F: A couple of big things coming up — celebrating the fifth-year anniversary of the Generations Party and I plan to release an all-vinyl mix by the end of the year. I hope to expand my Beatdown and Generations party to a few more cities in the next six months. I’m also expecting a new addition to the family, so I plan to introduce my new little one to all my favorite artists and genres like my parents did to me …except my Jetta’s not as cool as their  ‘57 Chevy.

SFW: Lastly, because you said Jay Z is your favorite rapper, what are your thoughts on his new album?
F: As a long time Jay fan, I always wait with high anticipation for each of Jay’s projects. Most are great with a few bonafide classics, but this one ranks up there with one of his best. I think Jay was unapologetic about being who he is and what he’s done but has also grown into accepting his role as a positive influencer. I think he has always known that his brand and name has influence over the culture and his listeners, but this time around, I think he’s looking to change men, particularly black men, to be their better self. This album feels like a manifesto on how to do that. I feel like he did a general map of what black excellence was on Watch the Throne, but I think this is a more personal journey of how he chose to do it.

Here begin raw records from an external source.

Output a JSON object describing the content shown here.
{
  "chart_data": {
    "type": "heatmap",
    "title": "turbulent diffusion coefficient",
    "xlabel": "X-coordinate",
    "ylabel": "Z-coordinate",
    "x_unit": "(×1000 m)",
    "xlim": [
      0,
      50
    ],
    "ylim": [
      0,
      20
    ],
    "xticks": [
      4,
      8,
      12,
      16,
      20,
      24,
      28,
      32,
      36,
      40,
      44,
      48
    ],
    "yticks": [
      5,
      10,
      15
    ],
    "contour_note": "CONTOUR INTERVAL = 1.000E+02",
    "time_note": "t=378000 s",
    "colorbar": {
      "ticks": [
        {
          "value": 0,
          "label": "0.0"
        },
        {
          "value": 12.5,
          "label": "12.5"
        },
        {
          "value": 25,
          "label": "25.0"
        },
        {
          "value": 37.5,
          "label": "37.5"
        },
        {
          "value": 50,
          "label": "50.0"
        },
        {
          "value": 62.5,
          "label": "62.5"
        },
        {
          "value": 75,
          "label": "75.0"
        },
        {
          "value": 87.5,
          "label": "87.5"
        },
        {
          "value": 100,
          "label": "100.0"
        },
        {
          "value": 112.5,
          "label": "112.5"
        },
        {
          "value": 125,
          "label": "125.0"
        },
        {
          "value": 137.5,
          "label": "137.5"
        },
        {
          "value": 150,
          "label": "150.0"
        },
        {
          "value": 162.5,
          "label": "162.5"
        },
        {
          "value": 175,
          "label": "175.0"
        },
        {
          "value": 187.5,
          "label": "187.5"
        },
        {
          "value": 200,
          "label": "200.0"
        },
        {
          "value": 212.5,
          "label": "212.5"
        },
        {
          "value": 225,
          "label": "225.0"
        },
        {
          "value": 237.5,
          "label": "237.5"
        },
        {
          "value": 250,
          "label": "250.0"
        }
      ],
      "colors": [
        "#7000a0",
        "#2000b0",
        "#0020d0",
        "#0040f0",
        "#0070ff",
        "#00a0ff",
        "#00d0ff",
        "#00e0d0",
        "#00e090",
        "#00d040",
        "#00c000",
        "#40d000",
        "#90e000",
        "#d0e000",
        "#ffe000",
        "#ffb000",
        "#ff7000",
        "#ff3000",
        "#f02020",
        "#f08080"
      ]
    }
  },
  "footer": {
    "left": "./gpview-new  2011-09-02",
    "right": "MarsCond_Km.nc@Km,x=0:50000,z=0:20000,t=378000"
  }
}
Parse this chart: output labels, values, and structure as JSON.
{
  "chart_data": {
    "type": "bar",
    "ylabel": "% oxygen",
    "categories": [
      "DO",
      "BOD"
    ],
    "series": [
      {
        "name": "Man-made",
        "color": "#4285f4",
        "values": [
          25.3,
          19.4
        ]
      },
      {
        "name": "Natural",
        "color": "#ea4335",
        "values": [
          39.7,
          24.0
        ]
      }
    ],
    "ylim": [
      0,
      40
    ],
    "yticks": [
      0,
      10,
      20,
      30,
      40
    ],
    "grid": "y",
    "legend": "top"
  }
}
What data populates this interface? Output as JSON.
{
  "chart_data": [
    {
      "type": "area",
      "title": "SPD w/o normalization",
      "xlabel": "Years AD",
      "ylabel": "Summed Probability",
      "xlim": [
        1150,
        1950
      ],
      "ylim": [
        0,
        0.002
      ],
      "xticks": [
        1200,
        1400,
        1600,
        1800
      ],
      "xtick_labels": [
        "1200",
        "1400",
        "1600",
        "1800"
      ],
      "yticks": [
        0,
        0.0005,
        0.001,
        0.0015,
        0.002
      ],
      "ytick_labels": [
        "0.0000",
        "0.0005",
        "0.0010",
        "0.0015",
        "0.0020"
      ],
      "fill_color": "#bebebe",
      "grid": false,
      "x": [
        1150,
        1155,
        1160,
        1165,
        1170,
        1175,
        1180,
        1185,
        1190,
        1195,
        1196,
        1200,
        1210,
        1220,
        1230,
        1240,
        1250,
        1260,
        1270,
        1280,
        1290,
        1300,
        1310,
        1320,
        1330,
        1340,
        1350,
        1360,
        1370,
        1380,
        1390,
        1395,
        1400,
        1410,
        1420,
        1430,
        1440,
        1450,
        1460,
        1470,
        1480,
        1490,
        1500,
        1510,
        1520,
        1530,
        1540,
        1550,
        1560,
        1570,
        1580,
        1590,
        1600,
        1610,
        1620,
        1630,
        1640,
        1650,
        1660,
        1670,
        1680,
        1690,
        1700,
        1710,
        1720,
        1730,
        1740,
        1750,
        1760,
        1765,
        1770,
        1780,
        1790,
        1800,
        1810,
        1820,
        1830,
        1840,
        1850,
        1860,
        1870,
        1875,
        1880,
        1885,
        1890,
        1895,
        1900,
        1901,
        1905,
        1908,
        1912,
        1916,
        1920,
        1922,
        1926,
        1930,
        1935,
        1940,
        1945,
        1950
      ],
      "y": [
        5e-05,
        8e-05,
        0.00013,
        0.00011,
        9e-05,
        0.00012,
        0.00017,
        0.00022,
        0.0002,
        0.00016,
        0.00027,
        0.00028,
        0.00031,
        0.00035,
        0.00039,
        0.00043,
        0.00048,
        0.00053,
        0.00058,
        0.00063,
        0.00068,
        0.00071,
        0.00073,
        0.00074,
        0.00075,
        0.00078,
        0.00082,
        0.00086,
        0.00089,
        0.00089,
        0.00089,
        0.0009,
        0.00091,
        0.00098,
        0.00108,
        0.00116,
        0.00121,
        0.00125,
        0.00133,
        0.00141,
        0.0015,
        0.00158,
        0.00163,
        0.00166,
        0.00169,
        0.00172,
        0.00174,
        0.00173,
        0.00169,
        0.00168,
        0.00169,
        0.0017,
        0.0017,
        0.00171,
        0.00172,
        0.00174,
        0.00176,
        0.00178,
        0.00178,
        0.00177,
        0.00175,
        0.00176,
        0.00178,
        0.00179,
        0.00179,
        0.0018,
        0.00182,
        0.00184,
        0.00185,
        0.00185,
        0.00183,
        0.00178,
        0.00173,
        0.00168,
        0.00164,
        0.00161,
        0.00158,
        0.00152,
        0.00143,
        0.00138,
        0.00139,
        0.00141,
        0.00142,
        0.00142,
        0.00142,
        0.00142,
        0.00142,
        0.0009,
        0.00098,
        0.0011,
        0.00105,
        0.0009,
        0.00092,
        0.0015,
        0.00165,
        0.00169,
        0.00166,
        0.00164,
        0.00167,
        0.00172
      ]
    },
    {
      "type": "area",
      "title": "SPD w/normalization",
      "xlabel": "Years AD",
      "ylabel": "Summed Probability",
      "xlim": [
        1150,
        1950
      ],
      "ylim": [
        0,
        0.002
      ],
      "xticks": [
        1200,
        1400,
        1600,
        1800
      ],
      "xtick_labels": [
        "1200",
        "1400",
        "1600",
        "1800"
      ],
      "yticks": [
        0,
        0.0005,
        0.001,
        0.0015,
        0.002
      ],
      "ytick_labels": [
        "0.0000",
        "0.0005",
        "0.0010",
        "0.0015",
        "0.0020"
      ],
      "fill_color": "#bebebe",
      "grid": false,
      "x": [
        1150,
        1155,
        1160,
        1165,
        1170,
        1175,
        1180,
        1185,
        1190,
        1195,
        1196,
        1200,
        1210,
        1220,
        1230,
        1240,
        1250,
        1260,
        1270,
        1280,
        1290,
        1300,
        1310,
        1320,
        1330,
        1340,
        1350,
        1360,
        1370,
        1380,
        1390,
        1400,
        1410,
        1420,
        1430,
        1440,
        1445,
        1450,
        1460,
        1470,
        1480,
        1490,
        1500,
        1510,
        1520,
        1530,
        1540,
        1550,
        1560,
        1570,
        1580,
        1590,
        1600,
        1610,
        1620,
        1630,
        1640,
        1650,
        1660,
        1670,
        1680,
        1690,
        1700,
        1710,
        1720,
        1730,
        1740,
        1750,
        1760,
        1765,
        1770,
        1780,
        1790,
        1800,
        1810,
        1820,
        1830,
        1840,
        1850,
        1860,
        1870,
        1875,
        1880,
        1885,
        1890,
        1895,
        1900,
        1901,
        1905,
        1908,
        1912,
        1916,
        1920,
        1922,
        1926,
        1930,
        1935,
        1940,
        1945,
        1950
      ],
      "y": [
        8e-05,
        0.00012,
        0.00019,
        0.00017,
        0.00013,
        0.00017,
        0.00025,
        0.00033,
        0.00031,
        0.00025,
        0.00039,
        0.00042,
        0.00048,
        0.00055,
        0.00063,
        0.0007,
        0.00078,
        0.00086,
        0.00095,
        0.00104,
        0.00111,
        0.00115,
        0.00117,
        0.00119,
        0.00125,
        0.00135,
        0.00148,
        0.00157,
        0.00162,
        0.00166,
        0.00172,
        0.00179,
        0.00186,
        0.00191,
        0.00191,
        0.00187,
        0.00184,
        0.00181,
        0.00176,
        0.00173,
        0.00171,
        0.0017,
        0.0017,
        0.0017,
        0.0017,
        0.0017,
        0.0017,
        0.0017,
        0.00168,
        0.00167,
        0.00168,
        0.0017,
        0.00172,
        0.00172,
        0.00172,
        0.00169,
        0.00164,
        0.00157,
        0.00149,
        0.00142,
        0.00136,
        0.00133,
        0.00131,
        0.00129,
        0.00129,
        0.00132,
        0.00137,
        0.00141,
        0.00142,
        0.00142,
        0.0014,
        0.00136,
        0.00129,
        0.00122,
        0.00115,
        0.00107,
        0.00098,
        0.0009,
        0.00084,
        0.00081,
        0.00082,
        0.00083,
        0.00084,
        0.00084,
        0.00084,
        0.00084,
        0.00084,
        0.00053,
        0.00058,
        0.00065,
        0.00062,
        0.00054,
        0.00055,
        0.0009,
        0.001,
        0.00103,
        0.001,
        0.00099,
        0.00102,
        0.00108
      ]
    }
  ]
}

4:44 speaks with a lot of empathy and pain (both as a victim but also as the inflictor) of what it’s like to be a man of color in America – to not only be a survivor but to strive for excellence. Being a man who has been through some grown man struggles, there are some real gems in there on how to level up in today’s America. I am sure this is an album that will mean something different for me at different stages of my life – much like Marvin’s “Here, My Dear.” To be honest, and bringing it back full circle here, that’s exactly what I want my mixes to do for my fans and followers: I hope they continue to find meaning and soul as they listened to them year after year.